Stalingrad, realizado por Fedor Bondarchuk e lançado em 2013, é um poderoso exercício criativo sobre a batalha que determinou em definitivo o desfecho da II Guerra Mundial, na frente leste e não só, e que, nesse sentido, influenciou o destino de todos nós, que hoje vivemos indiferentes sobre os inomináveis sacrifícios a que, entre 23 de Agosto de 1942 e 2 de Fevereiro de 1943, foram submetidos os soldados que ali combateram e que ali morreram.
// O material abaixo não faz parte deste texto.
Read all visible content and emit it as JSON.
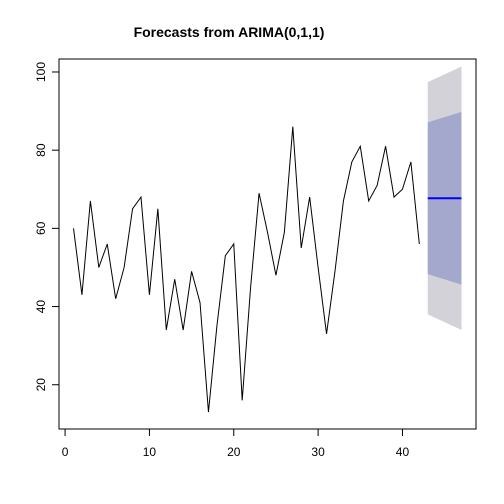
{
  "chart_data": {
    "type": "line",
    "title": "Forecasts from ARIMA(0,1,1)",
    "xlabel": "",
    "ylabel": "",
    "xlim": [
      -0.72,
      48.72
    ],
    "ylim": [
      8.68,
      103.32
    ],
    "xticks": [
      0,
      10,
      20,
      30,
      40
    ],
    "yticks": [
      20,
      40,
      60,
      80,
      100
    ],
    "grid": false,
    "legend": "none",
    "series": [
      {
        "x": [
          1,
          2,
          3,
          4,
          5,
          6,
          7,
          8,
          9,
          10,
          11,
          12,
          13,
          14,
          15,
          16,
          17,
          18,
          19,
          20,
          21,
          22,
          23,
          24,
          25,
          26,
          27,
          28,
          29,
          30,
          31,
          32,
          33,
          34,
          35,
          36,
          37,
          38,
          39,
          40,
          41,
          42
        ],
        "values": [
          60,
          43,
          67,
          50,
          56,
          42,
          50,
          65,
          68,
          43,
          65,
          34,
          47,
          34,
          49,
          41,
          13,
          35,
          53,
          56,
          16,
          45,
          69,
          59,
          48,
          59,
          86,
          55,
          68,
          50,
          33,
          49,
          67,
          77,
          81,
          67,
          71,
          81,
          68,
          70,
          77,
          56
        ],
        "color": "#000000"
      }
    ],
    "forecast": {
      "x": [
        43,
        47
      ],
      "mean": [
        67.7,
        67.7
      ],
      "lo80": [
        48.3,
        45.6
      ],
      "hi80": [
        87.1,
        89.8
      ],
      "lo95": [
        38.0,
        34.0
      ],
      "hi95": [
        97.4,
        101.4
      ],
      "mean_color": "#0000ff",
      "band80_color": "#a4a8cc",
      "band95_color": "#d2d2d8"
    }
  }
}
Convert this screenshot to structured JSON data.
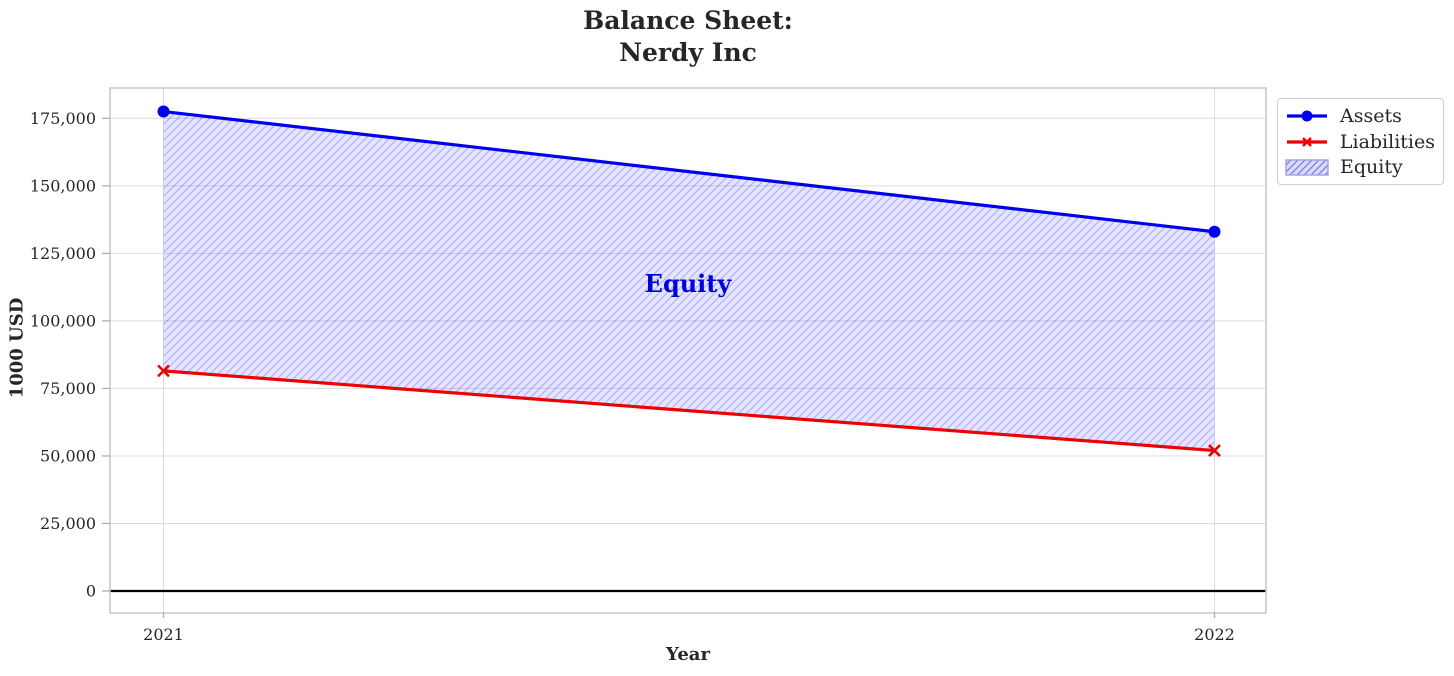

As baixas decorrentes deste inenarrável momento histórico estimam-se em cerca de dois milhões de almas e este pavoroso facto estatístico, por si só, diz quase tudo o que é preciso dizer sobre a natureza selvática da contenda.
Com a excepção das primeiras sequências e de uma ou outra panorâmica sobre o gigantismo épico e tenebroso do teatro de operações, Fedor Bondarchuk opta por fechar o plano numa das praças do centro da cidade (a que tem no seu centro a icónica “Fonte da Dança das Crianças”), onde dois pelotões inimigos travam um combate íntimo, corpo a corpo, esquina a esquina, vala a vala, que aliás caracteriza a experiência que viveram em Estalinegrado os desgraçados que lá lutaram. E faz isto não só por rigor formal, mas para criar o ambiente adequado às várias histórias de amor com que vai entrecortando a violência sistémica da situação e que na verdade constituem o tema central da narrativa. O amor que cinco soldados russos dedicam a Katya, uma jovem rapariga que encontram num prédio onde montam barricada, o amor que um oficial alemão encontra no corpo alvo e na alma vencida de uma mulher russa, o amor à pátria, intenso e niilista, partilhado por todos. Enquanto se degladiam ferozmente pela conquista de mais um metro, pela tomada de mais um prédio, pela sobrevivência de mais um dia, combatem também e com semelhante determinação para manter a sua humanidade. A certeza da morte e os horrores indescritíveis da guerra não destroem as virtudes e os afectos que conseguem descobrir no labirinto das suas almas, a cada momento em que as armas se calam.
Stalingrad oferece ao espectador, com constância, generosidade e virtuosismo, sequências de acção brutais e momentos enternecedores. Entre a entrega ao ódio e o triunfo da ternura, as paixões revelam-se interactuantes, num jogo de destruição mútua em que se descobre, afinal, uma hipótese de redenção: o filho de Katya irá salvar, 66 anos mais tarde, um grupo de turistas alemães que ficaram soterrados em Tohoku, quando a região foi assolada pelo terramoto, seguido de tsunami, em 2011.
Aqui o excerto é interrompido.